Warsaw

Posted on:

As he recounted on the occasion of his exhibition “Photographic and Imaginary Portraits” at the contemporary art center L’Entrepôt in Uzès, in 2001, it was when his brother died in 1944 that Felix Rozen found “a different perspective on life and death.” He inherited Karl’s camera (a Leica knock-off) and enrolled at the age of 12 in the photo workshop of his school.

He was 24 when he shot this vision of Poland during the early 1960s.

Tokyo

Posted on:

Wishes, Mirrors, Rest — such are the titles that Felix Rozen gave to the admirable photos he brought back highlighting a Japan singularly present in the heat, the chromatic energy and the generosity of a pictorial inspiration.
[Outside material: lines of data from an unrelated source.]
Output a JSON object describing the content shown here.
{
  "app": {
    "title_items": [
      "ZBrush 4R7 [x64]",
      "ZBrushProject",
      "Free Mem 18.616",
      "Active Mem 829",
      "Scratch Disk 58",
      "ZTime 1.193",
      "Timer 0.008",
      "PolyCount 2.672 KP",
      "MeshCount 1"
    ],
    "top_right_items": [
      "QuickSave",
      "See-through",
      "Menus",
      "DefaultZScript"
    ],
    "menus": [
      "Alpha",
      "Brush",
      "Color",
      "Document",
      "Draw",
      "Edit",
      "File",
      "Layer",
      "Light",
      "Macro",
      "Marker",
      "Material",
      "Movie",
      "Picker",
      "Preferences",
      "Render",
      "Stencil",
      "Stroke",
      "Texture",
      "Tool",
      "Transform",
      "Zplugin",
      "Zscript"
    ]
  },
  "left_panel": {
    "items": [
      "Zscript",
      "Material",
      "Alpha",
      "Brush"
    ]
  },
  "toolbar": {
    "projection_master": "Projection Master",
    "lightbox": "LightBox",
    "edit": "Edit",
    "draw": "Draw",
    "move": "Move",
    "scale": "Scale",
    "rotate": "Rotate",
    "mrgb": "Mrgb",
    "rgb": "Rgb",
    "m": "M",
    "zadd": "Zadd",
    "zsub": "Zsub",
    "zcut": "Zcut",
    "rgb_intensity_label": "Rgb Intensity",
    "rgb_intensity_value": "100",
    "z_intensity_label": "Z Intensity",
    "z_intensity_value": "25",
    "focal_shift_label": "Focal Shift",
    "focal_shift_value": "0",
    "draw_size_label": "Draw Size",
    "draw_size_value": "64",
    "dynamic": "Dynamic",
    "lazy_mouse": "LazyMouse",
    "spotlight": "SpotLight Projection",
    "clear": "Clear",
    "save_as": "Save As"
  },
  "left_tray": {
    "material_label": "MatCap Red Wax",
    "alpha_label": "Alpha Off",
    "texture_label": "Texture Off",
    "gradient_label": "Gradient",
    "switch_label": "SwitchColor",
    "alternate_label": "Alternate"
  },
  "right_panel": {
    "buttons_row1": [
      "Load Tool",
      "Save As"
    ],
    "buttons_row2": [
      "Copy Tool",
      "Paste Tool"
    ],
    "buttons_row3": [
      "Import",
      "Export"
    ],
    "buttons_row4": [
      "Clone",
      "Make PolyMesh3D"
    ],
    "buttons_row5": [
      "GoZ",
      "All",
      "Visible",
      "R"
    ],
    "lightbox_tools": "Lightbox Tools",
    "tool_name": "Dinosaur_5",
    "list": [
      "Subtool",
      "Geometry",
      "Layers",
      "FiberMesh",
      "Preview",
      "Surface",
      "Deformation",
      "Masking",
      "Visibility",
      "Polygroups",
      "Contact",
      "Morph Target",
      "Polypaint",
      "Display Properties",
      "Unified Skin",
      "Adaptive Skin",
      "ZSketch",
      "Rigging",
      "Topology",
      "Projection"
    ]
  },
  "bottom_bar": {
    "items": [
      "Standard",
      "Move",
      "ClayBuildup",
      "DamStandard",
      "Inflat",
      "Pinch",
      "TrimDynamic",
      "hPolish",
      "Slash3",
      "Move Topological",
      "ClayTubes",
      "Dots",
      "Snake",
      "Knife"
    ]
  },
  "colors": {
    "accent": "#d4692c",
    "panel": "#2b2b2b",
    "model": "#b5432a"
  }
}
Recall, too, the large abstract gouaches that pull us into a contemporary and legendary Japan to understand what unites the objective of the photographer and that of the painter: a passionate warmth towards beings, things and the being of things.

Marcelin Pleynet on the occasion of the exhibition “Windows on Japan” at Central Color, in 1985.

New York

Posted on:

In 1982, Felix Rozen drew, from these photographs, 18 silkscreens which constitute the publication, at the Borgen workshop in Copenhagen, of “New York New York (Impressions From the City That Never Sleeps),” an edition of 300 copies and 35 prints signed and numbered by the artist. This portfolio is accompanied by a text by Uffe Harder whom André Laude, in 1975, in Le Monde, described as a Danish poet “essential to his generation.”

Artists

Posted on:

These souvenir documents, this “Random Gallery,” are the results of ongoing research linked to memory, that very memory so important in the eyes of the artist for future generations. Through his tragic, tender, ironic, sometimes jester-like vision of life in general, Rozen offers us a series of photographic portraits that we will not readily forget: André Masson’s gaze toward infinity at the end of his life, Antonio Saura’s facial expressions, Jean Messagier, the vision of a Francis Bacon seeming to burst out of one of his own paintings, the deep suffering in the beautiful look of Nancy Spero… In this chronicle of the passing of time, in this milieu which is his, Rozen appears as a portraitist very different from any others, because he does not flatter his subject, he grasps, often hastily, the look, a moment of joy, a fleeting gesture, without using artifice, without any aesthetic research. In complete freedom, he uses black and white or color. Like all artists, Rozen is above all attentive to life and we can feel, looking at his photographs, his happiness, his joy at having managed to capture all these, his… precious moments.

Hélène Véret, editorial coordinator/picture editor for LIFE magazine, Paris. Excerpt from a text accompanying the exhibition “Rossini Exposes Rozen,” 2001.

The Rozen Collection of the Kandinsky Library holds more than 200 of these photographic portraits of artists.